Keywords

1 Introduction

Projection-based light field displays [1] represent a novel technology in the field of 3D rendering, which provides a more sophisticated solution for visualizing 3D content than any other glasses-free 3D technology. The illusion of 3D perception is generally created by providing two slightly offset views of a scene, one for each eye. Figure 1 illustrates how different views are delivered in traditional stereoscopic 3D technology (S3D), multiview 3D and light field technologies. In S3D, the two views are captured by two cameras simultaneously and synchronized to the left and right eye of the viewer respectively (Fig. 1a).
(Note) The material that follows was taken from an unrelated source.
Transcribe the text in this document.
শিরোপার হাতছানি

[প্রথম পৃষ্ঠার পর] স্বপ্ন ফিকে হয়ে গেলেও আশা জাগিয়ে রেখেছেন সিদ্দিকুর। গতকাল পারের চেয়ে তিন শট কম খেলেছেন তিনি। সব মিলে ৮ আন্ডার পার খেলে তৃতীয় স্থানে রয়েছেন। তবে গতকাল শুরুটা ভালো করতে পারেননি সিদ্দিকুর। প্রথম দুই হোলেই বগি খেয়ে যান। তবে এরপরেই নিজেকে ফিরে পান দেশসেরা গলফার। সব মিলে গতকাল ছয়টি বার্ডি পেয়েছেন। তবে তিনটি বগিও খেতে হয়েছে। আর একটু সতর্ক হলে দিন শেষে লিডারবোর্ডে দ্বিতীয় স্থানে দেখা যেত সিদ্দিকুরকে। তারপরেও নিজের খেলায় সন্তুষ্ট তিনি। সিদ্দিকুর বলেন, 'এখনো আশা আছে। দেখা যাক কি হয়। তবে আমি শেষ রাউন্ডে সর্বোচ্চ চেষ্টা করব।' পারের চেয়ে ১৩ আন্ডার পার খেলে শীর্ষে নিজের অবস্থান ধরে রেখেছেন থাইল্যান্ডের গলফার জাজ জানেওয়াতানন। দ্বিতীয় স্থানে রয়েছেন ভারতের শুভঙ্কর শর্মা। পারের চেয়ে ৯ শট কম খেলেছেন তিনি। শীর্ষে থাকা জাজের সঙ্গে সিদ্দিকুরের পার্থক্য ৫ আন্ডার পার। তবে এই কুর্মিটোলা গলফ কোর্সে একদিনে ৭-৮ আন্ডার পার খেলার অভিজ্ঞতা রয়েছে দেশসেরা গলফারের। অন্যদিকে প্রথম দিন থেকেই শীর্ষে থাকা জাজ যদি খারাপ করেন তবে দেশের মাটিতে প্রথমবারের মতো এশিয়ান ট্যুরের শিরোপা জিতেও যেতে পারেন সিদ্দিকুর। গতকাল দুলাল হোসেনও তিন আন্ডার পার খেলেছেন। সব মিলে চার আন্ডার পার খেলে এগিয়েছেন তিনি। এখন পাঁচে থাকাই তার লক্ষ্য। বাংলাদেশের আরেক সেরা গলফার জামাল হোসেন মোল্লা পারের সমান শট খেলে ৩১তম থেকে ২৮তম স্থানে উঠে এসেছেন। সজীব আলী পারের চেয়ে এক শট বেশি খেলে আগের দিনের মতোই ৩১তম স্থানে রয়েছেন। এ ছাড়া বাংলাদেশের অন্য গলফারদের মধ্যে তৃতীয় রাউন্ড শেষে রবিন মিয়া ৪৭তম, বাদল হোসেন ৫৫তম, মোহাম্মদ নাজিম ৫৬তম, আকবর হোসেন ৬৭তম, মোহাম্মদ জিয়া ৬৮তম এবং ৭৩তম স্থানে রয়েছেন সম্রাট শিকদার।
View isolation is achieved by using special eyewear.

Fig. 1.
figure 1

Displaying a sample scene and a point in the scene (shown in red) in 3D using S3D, multiview 3D and light field technologies (Color figure online).

In a glasses-free system, the process of view separation is generally achieved by producing light beams with directionally-dependent colour and intensity of emitted light from each pixel on the display, which enables a more realistic 3D visualization compared to S3D technology. As opposed to S3D, view separation is inherent to the hardware itself, which is why such displays are often called autostereoscopic displays.

The view separation in the existing autostereoscopic displays is often achieved by directing the light using lenticular lenses and parallax barriers. Such approach enables the projection of multiple views of a scene (Fig. 1b). However, due to its discrete nature, it requires the user to be located at certain predefined positions in order to perceive 3D comfortably. Any user entering the space between the views can see the light barrier, which can impair the overall 3D quality perception. The limited number of available views directly affects the angular resolution and the effective field of view (FOV) of the multiview autostereoscopic display.

Additionally, S3D and multiview autostereoscopic displays do not take into account the positions of 3D scene points and display only a limited number of perspectives. These perspectives are actually 2D projections of the 3D image, which, when combined, define the scene. Light field displays, in contrast, treat each scene point differently resulting in a much more realistic and accurate 3D visualization. This is achieved by defining the scene by using a set of direction-dependent light rays emitted from various optical modules as if they were emitted from real scene points (Fig. 1c). A scene point is created at the point of crossing of two light rays emitted from two optical modules.

A light field display consists of a holographic screen, a group of optical modules and two mirrors along the sidewalls of the display (see Fig. 2). The screen is a flat hologram while the optical modules are arranged densely and equidistantly from the screen. The so-called light field is created when the light beams emitted from the optical modules hit the holographic screen and disperse in different directions. The separation of views created by the holographic screen provides a continuous-like horizontal motion parallax without blocking zones in the FOV of the display [2].

Fig. 2.
figure 2

Main components of a light field display: geometrically aligned multiple optical modules, a holographic screen and side mirrors.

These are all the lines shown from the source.